Ultimately, officials need to figure out what to do with all of the contaminated sites along the bay that are still awaiting remediation — or those that need further remediation, said Hill, who has completed another set of maps that will show where and In which direction might rising groundwater remobilize harmful chemicals underground? The commonly used approach of ‘covering’ a toxic waste dump, for example, rather than actually removing the contamination from the ground, may no longer be sufficient.

Regulators at the San Francisco Bay Regional Water Quality Control Board have been following all of this research with keen interest and are already looking at the updated maps, said Lisa Horowitz McCann, deputy executive director. The board recently ordered its long-term flood control plans for 16 bayside landfills to take groundwater rise into account, and caseworkers are now going through hundreds of cases to determine which sites require further action.

“This data gives us the ability to take stronger action — and even legally supports it,” Horowitz McCann said. “We’re looking at a larger universe of cases now.”

Researchers hope to continue this mapping work for the rest of the Bay Area. Next up is Contra Costa County in the East Bay, where a number of historically contaminated sites are being considered for remediation along Richmond’s industrialized coast.

An aerial photo shows a cyclist riding through a flooded bike path in Mill Valley during a royal flood in 2022.

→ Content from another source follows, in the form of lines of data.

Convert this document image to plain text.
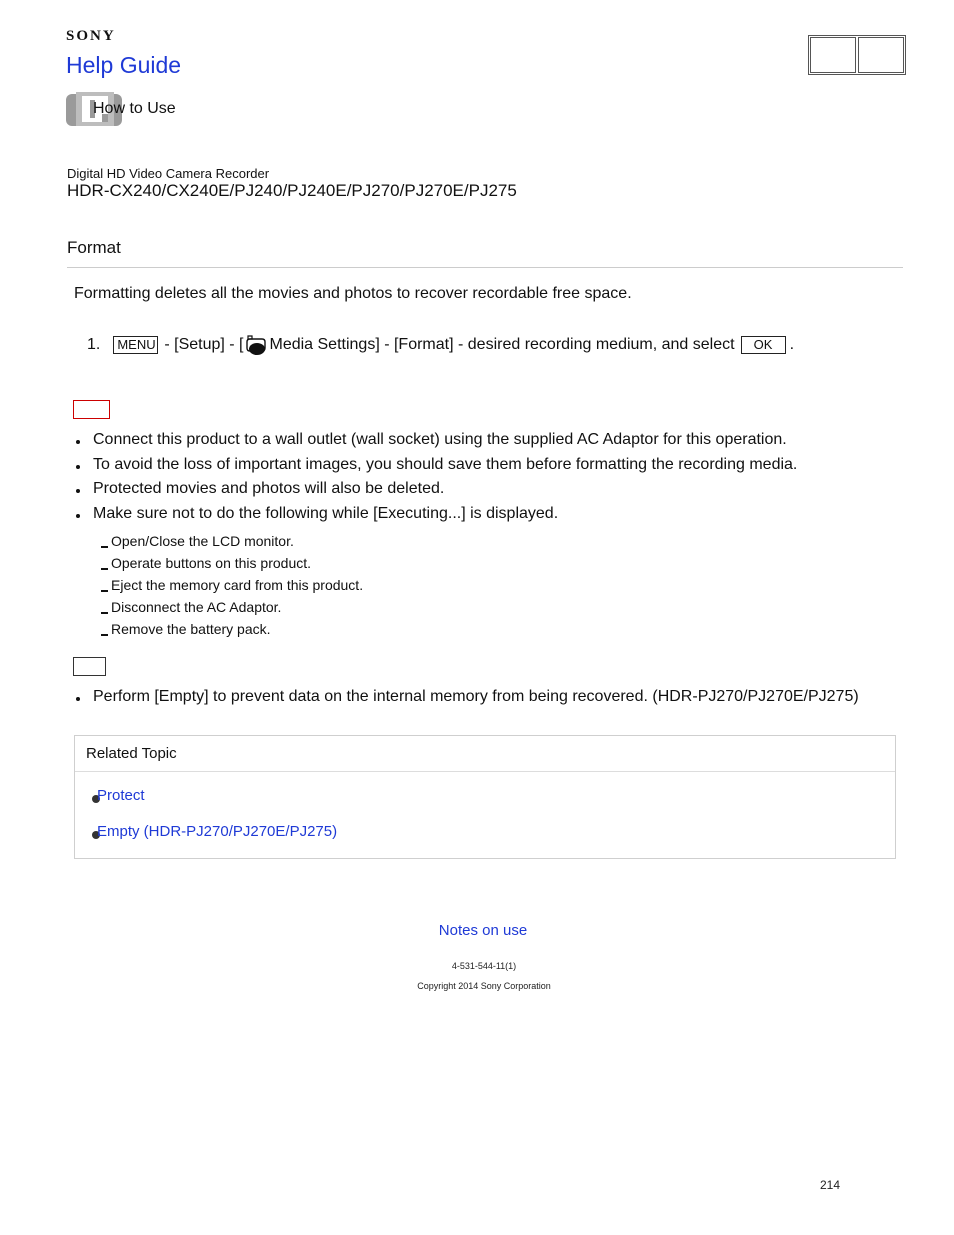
SONY
Help Guide
How to Use
Digital HD Video Camera Recorder
HDR-CX240/CX240E/PJ240/PJ240E/PJ270/PJ270E/PJ275
Format
Formatting deletes all the movies and photos to recover recordable free space.
1.	MENU - [Setup] - [ Media Settings] - [Format] - desired recording medium, and select	OK	.
Connect this product to a wall outlet (wall socket) using the supplied AC Adaptor for this operation.
To avoid the loss of important images, you should save them before formatting the recording media.
Protected movies and photos will also be deleted.
Make sure not to do the following while [Executing...] is displayed.
Open/Close the LCD monitor.
Operate buttons on this product.
Eject the memory card from this product.
Disconnect the AC Adaptor.
Remove the battery pack.
Perform [Empty] to prevent data on the internal memory from being recovered. (HDR-PJ270/PJ270E/PJ275)
Related Topic
Protect
Empty (HDR-PJ270/PJ270E/PJ275)
Notes on use
4-531-544-11(1)
Copyright 2014 Sony Corporation
214
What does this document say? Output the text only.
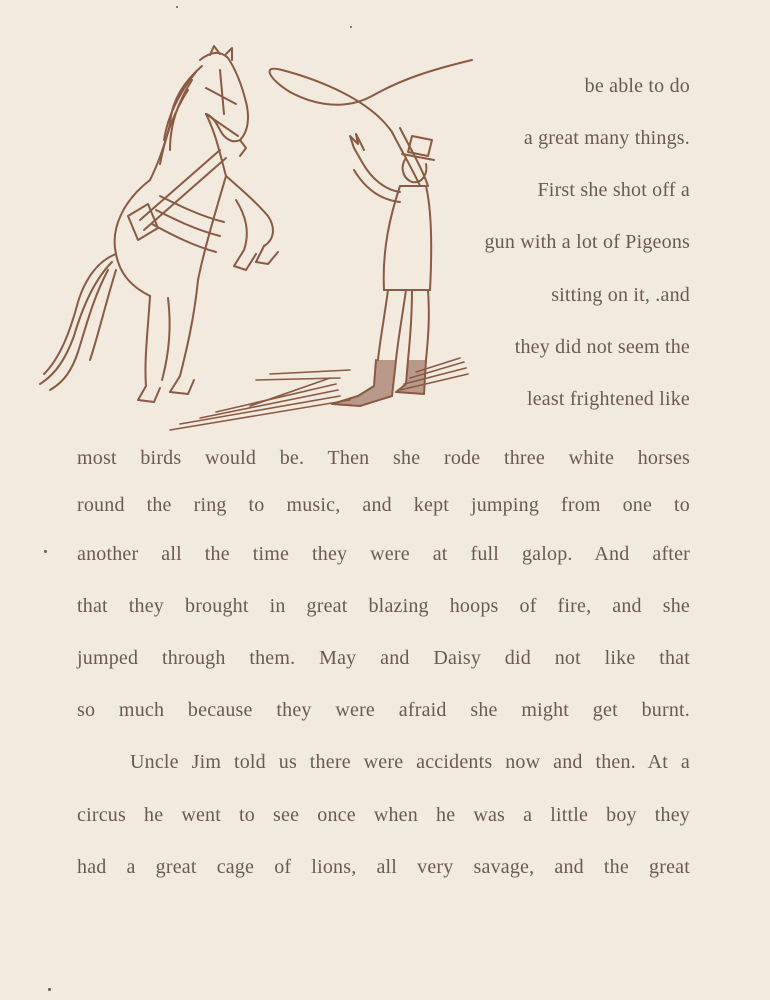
be able to do
a great many things.
First she shot off a
gun with a lot of Pigeons
sitting on it, .and
they did not seem the
least frightened like
most birds would be. Then she rode three white horses
round the ring to music, and kept jumping from one to
another all the time they were at full galop. And after
that they brought in great blazing hoops of fire, and she
jumped through them. May and Daisy did not like that
so much because they were afraid she might get burnt.
Uncle Jim told us there were accidents now and then. At a
circus he went to see once when he was a little boy they
had a great cage of lions, all very savage, and the great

An aerial photo shows a cyclist riding through a flooded bike path in Mill Valley during a royal flood in 2022. Many low-lying areas along the San Francisco Bay are at increased risk of flooding, according to a new study.

(JOSH EDELSON/AFP via Getty Images)

Much more work also needs to be done to understand what the actual damage to gas lines, sewage treatment plants, foundations and other buried infrastructure will be, said Patrick Barnard, whose research team at the US Geological Survey has performed extensive flood modeling by officials across the state used.

“We need to start bringing this information together with the world of technology,” he said. “We built everything assuming the ground is dry. What does it mean that he is now constantly full?”

Barnard has also studied what scientists call “composite extremes.” What do we do when seawater enters at high tide, while our rivers and storm sewers try to flush excess rainwater into the sea and the ground cannot absorb anything because the groundwater also floods?

“We looked at this in a case for the Napa River, and basically an average annual winter storm could turn into a 100-year flooding event when the ground is already saturated,” he said. “Add in any amount of rain, even amounts that are not normally catastrophic…and you have catastrophic effects.”

For Chris Choo, Marin County Planning Manager, the support for the recent mapping effort has been eye-opening in a number of ways. She has spent years helping communities prepare for climate change, and the challenges have grown more complicated as one disaster seems to overwhelm the next.

“From drought to drought to drought to a big concern that we don’t have enough water, all of a sudden, within two weeks, we’ve seen the effects of way too much of it,” she said, not just citing the flooded streets who kept their colleagues working around the clock, but also the heavy surf that swept much of California earlier this month and even split a pier in two.

“People still tend to see these things as isolated terrible things and not part of a collective change…in terms of what the future might hold,” she said. “We live in nature and too often think we’re separate from it… but nature still rules.”